Industry Update - March 2019
by Joe Brothman, Director, EHS & EM, UCI Health
Click here to access the full PDF version of this month's update.
Appendix Q to the State Operations Manual (SOM), which provides guidance for identifying immediate jeopardy, has been revised. CMS has drafted subparts to Appendix Q that focus on immediate jeopardy concerns occurring in nursing homes and clinical laboratories since those provider types have specific policies related to immediate jeopardy. To cite immediate jeopardy, surveyors determine that (1) noncompliance (2) caused or created a likelihood that serious injury, harm, impairment or death to one or more recipients would occur or recur; and (3) immediate action is necessary to prevent the occurrence or recurrence of serious injury, harm, impairment or death to one or more recipients.
The Joint Commission added a Note to the recently revised National Patient Safety Goal (NPSG) NPSG.15.01.01, Element of Performance (EP) 1. The Note clarifies the applicability of EP 1 for behavioral health care settings. This Note is effective July 1, 2019, along with the recent revisions to Standard NPSG.15.01.01.
The 2021 edition of NFPA 99, Health Care Facilities Code, is currently under development. The technical committees that write the document have created a first draft. More than 200 revisions were made to the code, and the following are among the most noteworthy: risk assessments, electrical PM program, responsible facility authority, micro grids, RPTs, and flammables in the OR.
The public comment phase for NFPA 99 is open until May 8. Comments can be made at www.nfpa.org/99next by selecting the “Submit a Public Comment” link, which will pull up a clean version of the first draft. Any section of the code can then be chosen for comment, and you will be prompted to provide input.
The Healthcare and Public Health Sector Coordinating Council (HSCC) recently released a consensus-based guide to developing, deploying and supporting cyber - secure medical devices and health information technology across the product life cycle and improving information sharing between manufacturers and health care organizations.
NFPA 99 does not prohibit various medical gas cylinders from being stored in the same room as long as flammable and non-flammable gasses are not comingled. Typical medical gases whose storage can be comingled with oxygen include: Carbon Dioxide, Medical Air, Nitrogen, Nitrous Oxide, Helium, Argon, and Xenon. All criteria as specified in EC.02.05.09 applies as well as NFPA 99-2012 188.8.131.52 requiring full and empty cylinders to be segregated from each other.
As previously indicated, non-flammable medical gas cylinders cannot be comingled with; flammable materials, cylinders containing flammable gases, or containers containing flammable liquids. Typical flammable gases may include but are not limited to: Acetylene, Butane, Ammonia, Ethane, and Propane. This prohibition is outlined in NFPA 99-2012; 184.108.40.206.4.

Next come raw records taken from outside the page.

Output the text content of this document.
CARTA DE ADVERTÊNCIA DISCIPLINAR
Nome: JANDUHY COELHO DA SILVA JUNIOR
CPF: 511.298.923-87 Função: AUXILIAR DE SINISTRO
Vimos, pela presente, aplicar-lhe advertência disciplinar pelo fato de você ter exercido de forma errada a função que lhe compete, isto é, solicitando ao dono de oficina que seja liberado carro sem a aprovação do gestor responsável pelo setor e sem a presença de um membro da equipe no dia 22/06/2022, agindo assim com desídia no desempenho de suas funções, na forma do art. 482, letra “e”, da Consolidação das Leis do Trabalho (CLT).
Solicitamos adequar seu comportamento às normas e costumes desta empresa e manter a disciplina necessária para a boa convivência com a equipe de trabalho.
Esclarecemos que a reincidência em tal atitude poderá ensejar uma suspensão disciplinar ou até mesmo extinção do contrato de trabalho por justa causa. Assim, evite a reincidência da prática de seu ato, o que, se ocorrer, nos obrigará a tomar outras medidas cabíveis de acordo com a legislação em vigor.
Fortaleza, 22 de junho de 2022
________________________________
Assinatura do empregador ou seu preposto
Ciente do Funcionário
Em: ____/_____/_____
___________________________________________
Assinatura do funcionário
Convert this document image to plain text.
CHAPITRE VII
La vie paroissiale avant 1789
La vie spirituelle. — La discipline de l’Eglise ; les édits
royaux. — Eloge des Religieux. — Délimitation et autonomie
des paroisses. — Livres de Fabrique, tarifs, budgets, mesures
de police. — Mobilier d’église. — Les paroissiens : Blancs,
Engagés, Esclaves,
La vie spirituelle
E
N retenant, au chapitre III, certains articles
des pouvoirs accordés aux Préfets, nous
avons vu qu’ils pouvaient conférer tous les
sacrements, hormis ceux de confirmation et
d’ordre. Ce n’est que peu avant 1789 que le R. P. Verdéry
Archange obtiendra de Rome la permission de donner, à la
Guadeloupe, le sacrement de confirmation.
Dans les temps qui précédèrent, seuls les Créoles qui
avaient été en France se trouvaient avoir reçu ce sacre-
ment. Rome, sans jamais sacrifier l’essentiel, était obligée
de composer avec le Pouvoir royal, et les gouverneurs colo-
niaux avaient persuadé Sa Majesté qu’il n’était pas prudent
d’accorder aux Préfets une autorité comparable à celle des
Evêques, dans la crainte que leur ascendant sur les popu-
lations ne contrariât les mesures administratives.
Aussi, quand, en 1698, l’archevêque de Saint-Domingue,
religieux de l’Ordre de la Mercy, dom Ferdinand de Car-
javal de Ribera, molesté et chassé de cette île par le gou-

Medical gas cylinders are also not allowed to be stored in an enclosure containing motor driven devices with the exception of cylinders intended for instrument air reserve headers that must comply with NFPA 99 -2012; 220.127.116.11.5. This reference can be found at NFPA 99-2012; 18.104.22.168.4.2
ASHE has contracted with the Center for Health Design (CHD) to research why the failure rate of fire doors in hospitals is as high as is being documented during accreditation surveys.
According to ASHE, the most common citations during accreditation surveys has been the failure of doors to properly latch. Doors that were working at the beginning of the survey fail during the surveyor’s test. The problem has existed for decades. During a recent “Focus on Compliance” project, it was discovered that over 30 percent of all door failure citations were due to a latch failure.
Thus far, the CHD research indicates that there may be other noncompliant conditions found during annual inspections that may be more prevalent than door latching failures. It is hoped that researching the cause of fire door failures may provide insight on how to resolve these issues and ensure the reliability of these life safety barriers.
The goal is for the research to be completed and a report presented at the 2019 ASHE Annual Conference.
Hospitals often rely on vendors for support and expertise to conduct code-specified inspections and testing of various systems. However, health facility managers may be unaware that some inspections and testing specified by code do not have to be conducted by a specially licensed or certified professional.
Many of these procedures can be conducted in-house, such as fire doors and monthly fire extinguisher checks. However, many do not know that this category also includes firefighter elevator recall, fire/smoke damper testing, medical gas alarm panel testing and more.
This new tool, developed by ASHE’s advocacy task force, can help facility managers determine which requirements can be completed in-house and the possible cost benefits of each.